Linux-Kernel: Endlosschleife mit Netlink-Opcodes

Netlink ist eine Socket-basierte Schnittstelle zur IPC-Kommunikation zwischen User- und Kernelspace von Linux. Eine kürzlich entdeckte Schwachstelle in der darüber bereitgestellten Netzwerk-Monitor-Funktion führt dazu, dass ein lokaler Angreifer das System zum Stillstand bringen kann.

Netlink ermöglicht die Kommunikation von Linux-Kernel und Userspace per Socket.

Für Userspace-Programme gibt es zahlreiche Möglichkeiten, mit dem Kernel zu kommunizieren: System Calls, Ioctl sowie das "/proc"-Dateisystem. Aber die Verständigung der zwei Welten ist auch mit Hilfe von Netlink-Sockets möglich. Sockets bieten dabei einige Vorzüge: asynchrone Kommunikation (via Message-Queue), Multicast (Nachrichten an verschiedene Prozesse in einem Rutsch versenden), Duplex-Nachrichten (kein ständiges Polling notwendig). Außerdem besitzen die meisten Entwickler Erfahrung mit Socket-Programmierung, so dass die Lernkurve ist flach ist. Ein Netlink-Socket lässt sich wie jeder andere Socket auch erzeugen:

int socket(int domain, int type, int protocol)

Als Domain gibt der Programmierer "AF_NETLINK" an (statt "AF_INET" oder "AF_INET6", wie für IPv4 und IPv6 üblich).
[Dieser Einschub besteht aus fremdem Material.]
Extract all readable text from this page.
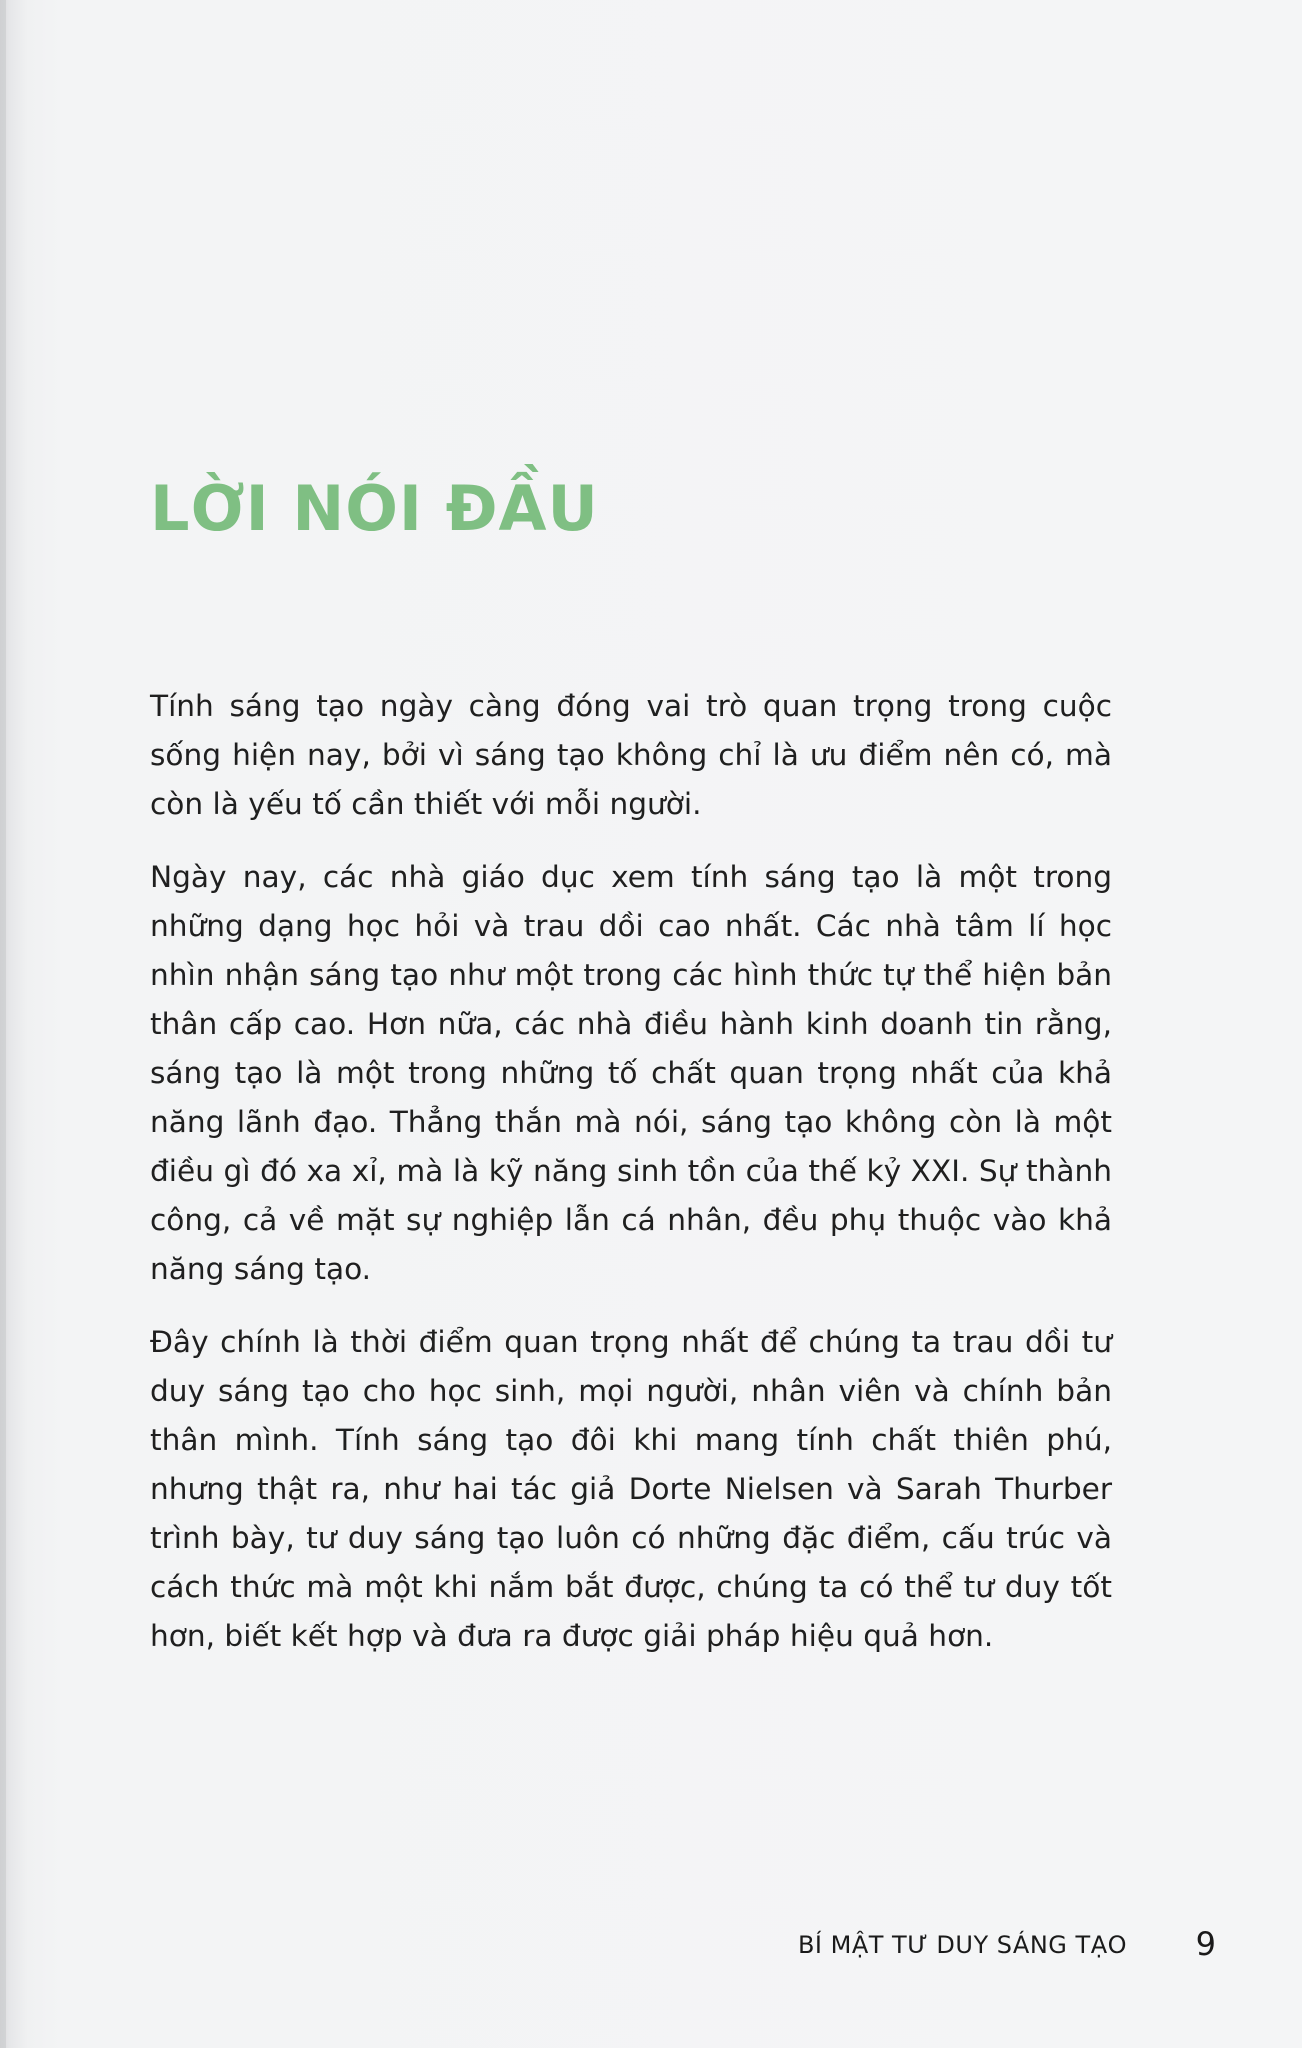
LỜI NÓI ĐẦU

Tính sáng tạo ngày càng đóng vai trò quan trọng trong cuộc sống hiện nay, bởi vì sáng tạo không chỉ là ưu điểm nên có, mà còn là yếu tố cần thiết với mỗi người.

Ngày nay, các nhà giáo dục xem tính sáng tạo là một trong những dạng học hỏi và trau dồi cao nhất. Các nhà tâm lí học nhìn nhận sáng tạo như một trong các hình thức tự thể hiện bản thân cấp cao. Hơn nữa, các nhà điều hành kinh doanh tin rằng, sáng tạo là một trong những tố chất quan trọng nhất của khả năng lãnh đạo. Thẳng thắn mà nói, sáng tạo không còn là một điều gì đó xa xỉ, mà là kỹ năng sinh tồn của thế kỷ XXI. Sự thành công, cả về mặt sự nghiệp lẫn cá nhân, đều phụ thuộc vào khả năng sáng tạo.

Đây chính là thời điểm quan trọng nhất để chúng ta trau dồi tư duy sáng tạo cho học sinh, mọi người, nhân viên và chính bản thân mình. Tính sáng tạo đôi khi mang tính chất thiên phú, nhưng thật ra, như hai tác giả Dorte Nielsen và Sarah Thurber trình bày, tư duy sáng tạo luôn có những đặc điểm, cấu trúc và cách thức mà một khi nắm bắt được, chúng ta có thể tư duy tốt hơn, biết kết hợp và đưa ra được giải pháp hiệu quả hơn.

BÍ MẬT TƯ DUY SÁNG TẠO 9
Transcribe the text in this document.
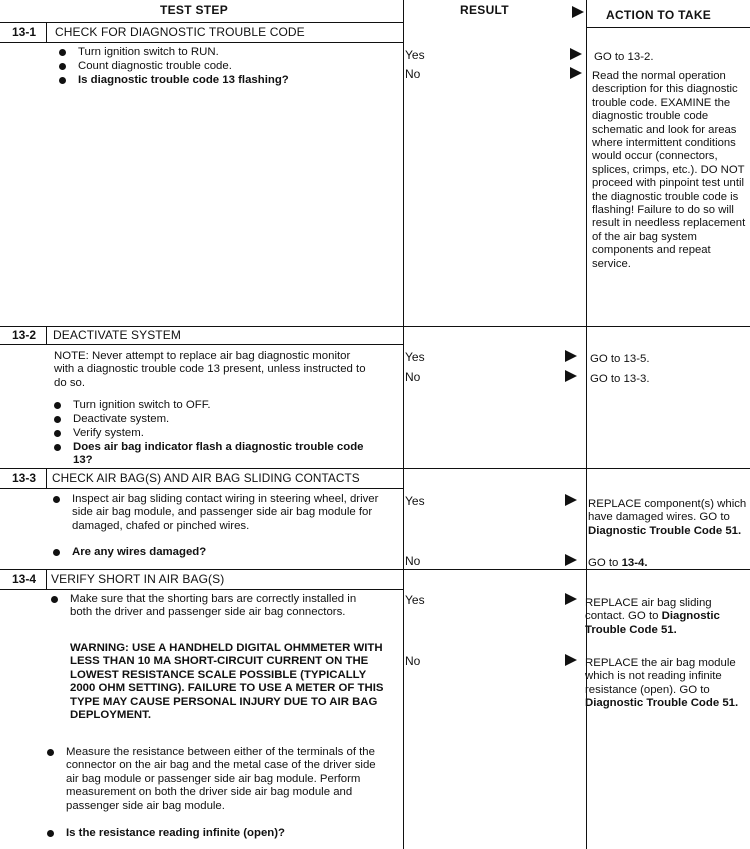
TEST STEP	RESULT	ACTION TO TAKE
13-1 CHECK FOR DIAGNOSTIC TROUBLE CODE
Turn ignition switch to RUN.
Count diagnostic trouble code.
Is diagnostic trouble code 13 flashing?
Yes	GO to 13-2.
No	Read the normal operation description for this diagnostic trouble code. EXAMINE the diagnostic trouble code schematic and look for areas where intermittent conditions would occur (connectors, splices, crimps, etc.). DO NOT proceed with pinpoint test until the diagnostic trouble code is flashing! Failure to do so will result in needless replacement of the air bag system components and repeat service.
13-2 DEACTIVATE SYSTEM
NOTE: Never attempt to replace air bag diagnostic monitor with a diagnostic trouble code 13 present, unless instructed to do so.
Turn ignition switch to OFF.
Deactivate system.
Verify system.
Does air bag indicator flash a diagnostic trouble code 13?
Yes	GO to 13-5.
No	GO to 13-3.
13-3 CHECK AIR BAG(S) AND AIR BAG SLIDING CONTACTS
Inspect air bag sliding contact wiring in steering wheel, driver side air bag module, and passenger side air bag module for damaged, chafed or pinched wires.
Are any wires damaged?
Yes	REPLACE component(s) which have damaged wires. GO to Diagnostic Trouble Code 51.
No	GO to 13-4.
13-4 VERIFY SHORT IN AIR BAG(S)
Make sure that the shorting bars are correctly installed in both the driver and passenger side air bag connectors.
WARNING: USE A HANDHELD DIGITAL OHMMETER WITH LESS THAN 10 MA SHORT-CIRCUIT CURRENT ON THE LOWEST RESISTANCE SCALE POSSIBLE (TYPICALLY 2000 OHM SETTING). FAILURE TO USE A METER OF THIS TYPE MAY CAUSE PERSONAL INJURY DUE TO AIR BAG DEPLOYMENT.
Measure the resistance between either of the terminals of the connector on the air bag and the metal case of the driver side air bag module or passenger side air bag module. Perform measurement on both the driver side air bag module and passenger side air bag module.
Is the resistance reading infinite (open)?
Yes	REPLACE air bag sliding contact. GO to Diagnostic Trouble Code 51.
No	REPLACE the air bag module which is not reading infinite resistance (open). GO to Diagnostic Trouble Code 51.
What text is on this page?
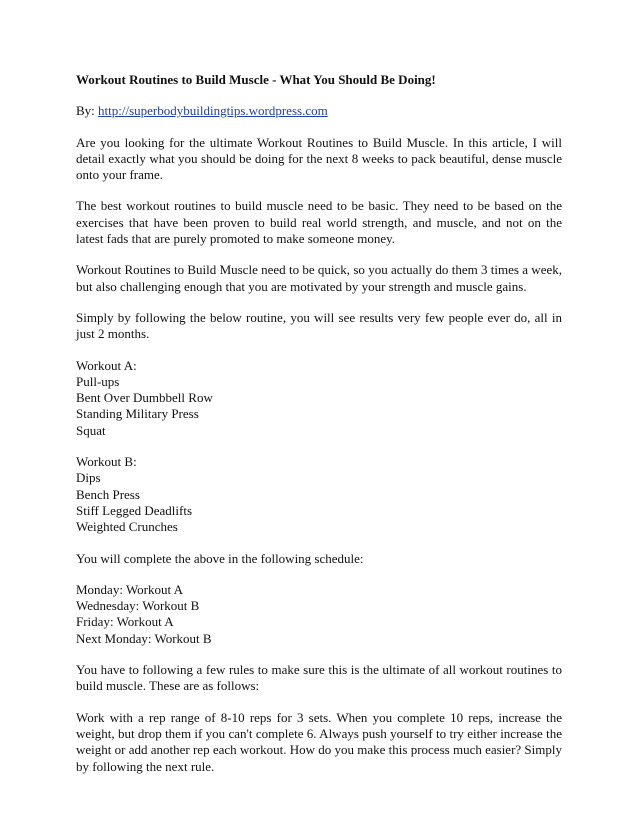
Workout Routines to Build Muscle - What You Should Be Doing!

By: http://superbodybuildingtips.wordpress.com

Are you looking for the ultimate Workout Routines to Build Muscle. In this article, I will detail exactly what you should be doing for the next 8 weeks to pack beautiful, dense muscle onto your frame.

The best workout routines to build muscle need to be basic. They need to be based on the exercises that have been proven to build real world strength, and muscle, and not on the latest fads that are purely promoted to make someone money.

Workout Routines to Build Muscle need to be quick, so you actually do them 3 times a week, but also challenging enough that you are motivated by your strength and muscle gains.

Simply by following the below routine, you will see results very few people ever do, all in just 2 months.

Workout A:
Pull-ups
Bent Over Dumbbell Row
Standing Military Press
Squat
Workout B:
Dips
Bench Press
Stiff Legged Deadlifts
Weighted Crunches

You will complete the above in the following schedule:

Monday: Workout A
Wednesday: Workout B
Friday: Workout A
Next Monday: Workout B

You have to following a few rules to make sure this is the ultimate of all workout routines to build muscle. These are as follows:

Work with a rep range of 8-10 reps for 3 sets. When you complete 10 reps, increase the weight, but drop them if you can't complete 6. Always push yourself to try either increase the weight or add another rep each workout. How do you make this process much easier? Simply by following the next rule.
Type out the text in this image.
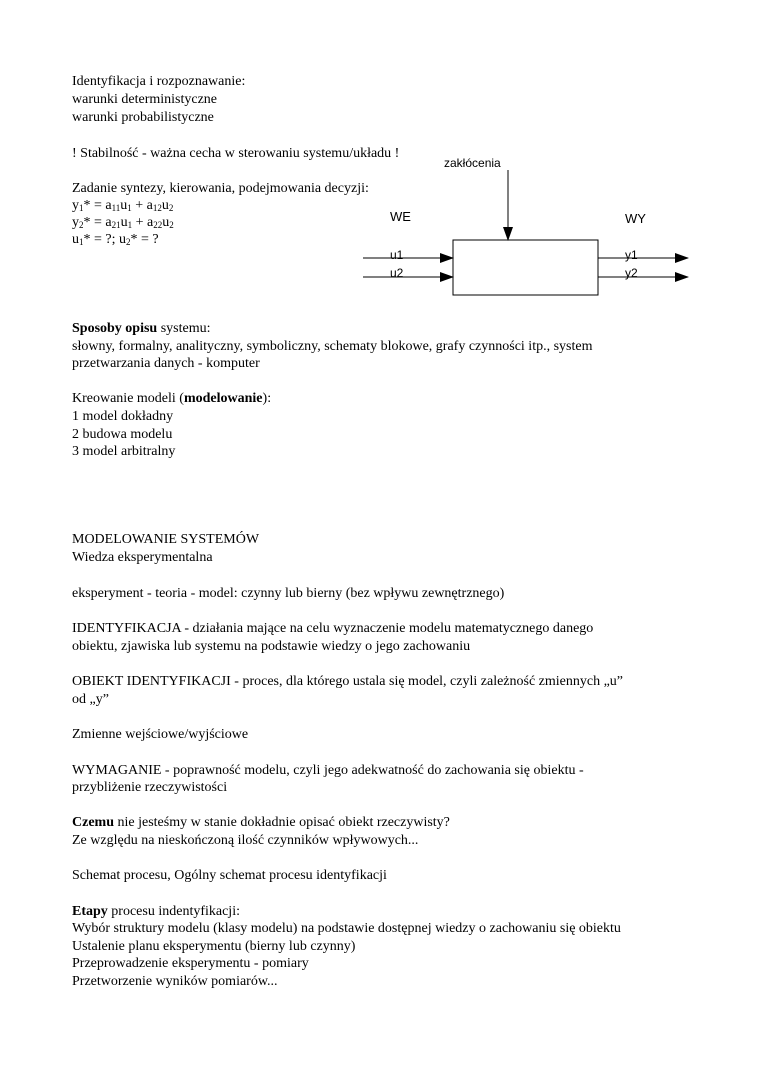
Identyfikacja i rozpoznawanie:
warunki deterministyczne
warunki probabilistyczne
! Stabilność - ważna cecha w sterowaniu systemu/układu !
Zadanie syntezy, kierowania, podejmowania decyzji:
$y_1* = a_{11}u_1 + a_{12}u_2$
$y_2* = a_{21}u_1 + a_{22}u_2$
$u_1*$ = ?; $u_2*$ = ?
zakłócenia
WE	WY
u1
u2
y1
y2
Sposoby opisu systemu:
słowny, formalny, analityczny, symboliczny, schematy blokowe, grafy czynności itp., system
przetwarzania danych - komputer
Kreowanie modeli (modelowanie):
1 model dokładny
2 budowa modelu
3 model arbitralny
MODELOWANIE SYSTEMÓW
Wiedza eksperymentalna
eksperyment - teoria - model: czynny lub bierny (bez wpływu zewnętrznego)
IDENTYFIKACJA - działania mające na celu wyznaczenie modelu matematycznego danego
obiektu, zjawiska lub systemu na podstawie wiedzy o jego zachowaniu
OBIEKT IDENTYFIKACJI - proces, dla którego ustala się model, czyli zależność zmiennych „u”
od „y”
Zmienne wejściowe/wyjściowe
WYMAGANIE - poprawność modelu, czyli jego adekwatność do zachowania się obiektu -
przybliżenie rzeczywistości
Czemu nie jesteśmy w stanie dokładnie opisać obiekt rzeczywisty?
Ze względu na nieskończoną ilość czynników wpływowych...
Schemat procesu, Ogólny schemat procesu identyfikacji
Etapy procesu indentyfikacji:
Wybór struktury modelu (klasy modelu) na podstawie dostępnej wiedzy o zachowaniu się obiektu
Ustalenie planu eksperymentu (bierny lub czynny)
Przeprowadzenie eksperymentu - pomiary
Przetworzenie wyników pomiarów...
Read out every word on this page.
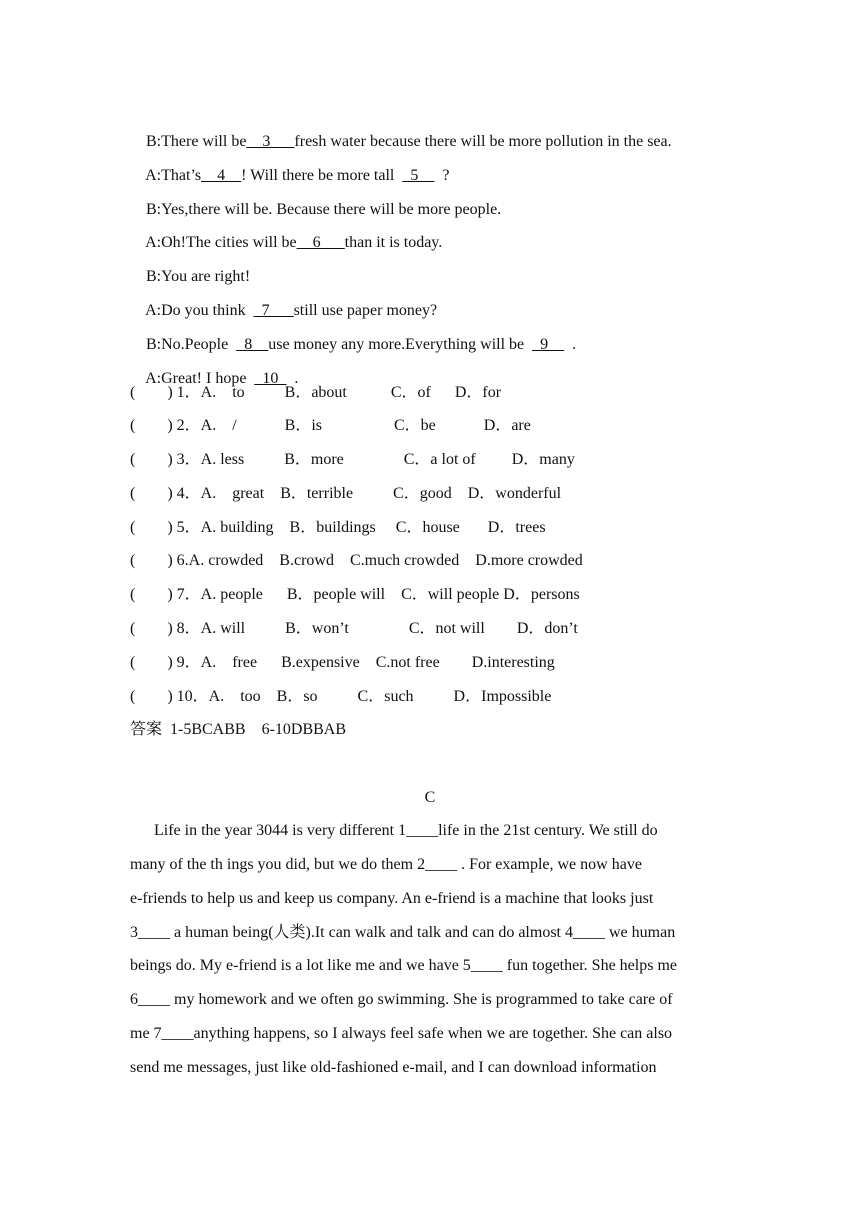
B:There will be__3___fresh water because there will be more pollution in the sea.

A:That’s__4__! Will there be more tall  _5__  ?

B:Yes,there will be. Because there will be more people.

A:Oh!The cities will be__6___than it is today.

B:You are right!

A:Do you think  _7___still use paper money?

B:No.People  _8__use money any more.Everything will be  _9__  .

A:Great! I hope  _10_  .

(        ) 1．A.    to          B．about           C．of      D．for
(        ) 2．A.    /            B．is                  C．be            D．are
(        ) 3．A. less          B．more               C．a lot of         D．many
(        ) 4．A.    great    B．terrible          C．good    D．wonderful
(        ) 5．A. building    B．buildings     C．house       D．trees
(        ) 6.A. crowded    B.crowd    C.much crowded    D.more crowded
(        ) 7．A. people      B．people will    C．will people D．persons
(        ) 8．A. will          B．won’t               C．not will        D．don’t
(        ) 9．A.    free      B.expensive    C.not free        D.interesting
(        ) 10．A.    too    B．so          C．such          D．Impossible
答案  1-5BCABB    6-10DBBAB
C
Life in the year 3044 is very different 1____life in the 21st century. We still do
many of the th ings you did, but we do them 2____ . For example, we now have
e-friends to help us and keep us company. An e-friend is a machine that looks just
3____ a human being(人类).It can walk and talk and can do almost 4____ we human
beings do. My e-friend is a lot like me and we have 5____ fun together. She helps me
6____ my homework and we often go swimming. She is programmed to take care of
me 7____anything happens, so I always feel safe when we are together. She can also
send me messages, just like old-fashioned e-mail, and I can download information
Beim Socket-Typ muss er beachten, dass es sich bei Netlink-IPC um einen Datagramm-orientierten Dienst handelt, und entsprechend "SOCK_DGRAM" als Typ verwenden, wobei auch "SOCK_RAW" funktioniert. Daneben muss das System noch wissen, zu welchem Dienst der Userspace-Prozess eine Verbindung aufbauen soll. Hierzu stehen verschiedene durch "protocol" spezifizierte Netlink-Module zur Verfügung. Beispielsweise kann er via "NETLINK_FIREWALL" mit der Kernel-Firewall kommunizieren oder mit "NETLINK_SELINUX" nach speziellen SE-Linux-Benachrichtigungen lauschen. Unter der Vielzahl dieser Optionen befindet sich auch "NETLINK_INET_DIAG", die sich für das Monitoring von INET-Sockets eignet. Nach Erzeugung des Sockets muss der Entwickler diesen mit

int bind(int sockfd, const struct sockaddr *my_addr, socklen_t addrlen)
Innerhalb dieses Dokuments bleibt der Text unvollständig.